At the same time, younger users have been more attracted to short video platforms such as TikTok. It was only last year that Meta started to catch up with its feature “Facebook Reels”an apparent copy of TikTok.

While Facebook’s user numbers have continued to grow, the growth is coming from non-US markets, where Meta is only able to capture a fraction of the advertising revenue per user it enjoys in North America.

The company has attempted to reinvent itself, changing its name from Facebook to Meta last year and focusing primarily on the virtual reality division, having launched production of Meta’s virtual reality hardware, VR headsets and controllers, as well as applications and virtual space, the “Metavers”as Zuckerberg calls it.

Zuckerberg enthusiastically promoted the Metaverse, saying that much of the work and play in the future will take place in its virtual world. He has pledged to invest $150 billion over a decade in this project.

To date, however, results have been mixed.

Meta’s VR headsets have received very positive reviews and sold well. Some 6-7 million Quest 2 headsets shipped last year and are currently selling for around $400 a piece. The latest, the Quest Pro, offers improved graphics and controls, but for around $1500.

In contrast, Meta’s virtual environment platform, called Horizon Worlds, received a cold reception, if not derided. Meta claims some 200,000 monthly active users, less than half of what was expected for the end of the year. Online videos show simplistic graphics and “worlds” either empty or populated by a handful of users.

The most frequent criticism is that avatars controlled by users to interact with the environment and their partners do not have legs. Zuckerberg promised new avatars with legs “later next year”.

According to users, this virtual world does not help them enough to understand what they have to do there.

There are some indications that Meta may be turning his Metaverse into some sort of office. Meta has entered into a partnership with Microsoft to ensure the integration of its Office applications into the virtual world. Additionally, Meta’s hugely expensive new headset appears designed to allow users to create a functional workspace in the virtual environment, with floating screens and avatar-to-avatar meetings between co-workers.

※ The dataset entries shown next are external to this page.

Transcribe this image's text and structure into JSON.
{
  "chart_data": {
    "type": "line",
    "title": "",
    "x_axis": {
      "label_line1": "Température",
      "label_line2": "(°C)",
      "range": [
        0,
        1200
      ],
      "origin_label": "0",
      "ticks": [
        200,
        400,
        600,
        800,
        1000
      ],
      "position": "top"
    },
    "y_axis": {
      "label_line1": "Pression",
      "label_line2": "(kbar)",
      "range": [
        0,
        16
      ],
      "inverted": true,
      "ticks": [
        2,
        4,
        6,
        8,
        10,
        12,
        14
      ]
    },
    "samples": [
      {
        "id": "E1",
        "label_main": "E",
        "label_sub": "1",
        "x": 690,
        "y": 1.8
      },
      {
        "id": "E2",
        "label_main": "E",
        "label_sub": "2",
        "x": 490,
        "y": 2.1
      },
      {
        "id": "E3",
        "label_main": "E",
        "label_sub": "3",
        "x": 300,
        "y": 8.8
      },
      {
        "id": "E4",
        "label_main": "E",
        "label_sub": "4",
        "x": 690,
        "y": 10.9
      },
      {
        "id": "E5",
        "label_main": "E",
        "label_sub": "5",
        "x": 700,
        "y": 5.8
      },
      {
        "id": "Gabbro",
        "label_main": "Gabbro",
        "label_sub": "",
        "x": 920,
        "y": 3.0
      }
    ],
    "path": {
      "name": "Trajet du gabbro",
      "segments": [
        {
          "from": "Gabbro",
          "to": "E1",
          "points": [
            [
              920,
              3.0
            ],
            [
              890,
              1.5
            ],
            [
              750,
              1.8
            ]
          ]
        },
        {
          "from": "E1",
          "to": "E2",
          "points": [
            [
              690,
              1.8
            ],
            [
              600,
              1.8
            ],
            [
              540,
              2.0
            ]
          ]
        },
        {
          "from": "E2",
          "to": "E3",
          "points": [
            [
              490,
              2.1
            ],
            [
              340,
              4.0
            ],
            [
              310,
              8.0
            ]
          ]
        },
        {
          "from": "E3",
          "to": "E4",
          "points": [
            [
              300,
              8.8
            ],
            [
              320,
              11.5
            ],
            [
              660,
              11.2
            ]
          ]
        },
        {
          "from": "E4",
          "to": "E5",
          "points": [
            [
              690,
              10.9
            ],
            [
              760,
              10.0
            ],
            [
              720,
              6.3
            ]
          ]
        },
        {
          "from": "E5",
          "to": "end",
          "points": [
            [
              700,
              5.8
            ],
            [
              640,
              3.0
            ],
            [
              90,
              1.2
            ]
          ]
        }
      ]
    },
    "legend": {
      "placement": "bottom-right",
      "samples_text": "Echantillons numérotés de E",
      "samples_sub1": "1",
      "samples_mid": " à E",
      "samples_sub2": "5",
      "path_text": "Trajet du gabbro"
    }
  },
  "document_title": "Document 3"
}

For some, the virtual office is fun. Others doubt workers’ appetite for more virtual meetings after several years of video conferencing held during Covid-19 lockdowns.

However, by focusing on the virtual workspace, Meta could target direct marketing to businesses. Thus, Meta could increase its user base thanks to the contracts concluded with the employers.

Moving the labor sector to the Metaverse still presents several hurdles.

The majority of VR users experience some sort of nausea after spending some time wearing the headset. Women and the elderly seem more susceptible. This discomfort seems to lessen over time, but for many it persists, according to the studies.

Then there are the privacy issues.

VR headsets and controllers use multiple cameras to scan the user’s face, body and surroundings, allowing the system to collect a treasure trove of extremely personal data, right down to tracking eye movement. It is not yet possible to know how far this type of data could lead to predict or even influence user behavior.

Some users have expressed concern about the transmission of this data to Meta, especially since the company notoriously struggles to respect user privacy. The company has repeatedly apologized for its handling of privacy issues.

While Mark Zuckerberg seems fully committed to this effort, he still has to satisfy investors along the way.

As the economy braces for a recession, Meta could see its ad revenue shrink, making it harder to convince shareholders to pump billions into Metavers. However, Zuckerberg seems confident that he just needs a little more time, which is likely to be the thing he will sorely miss.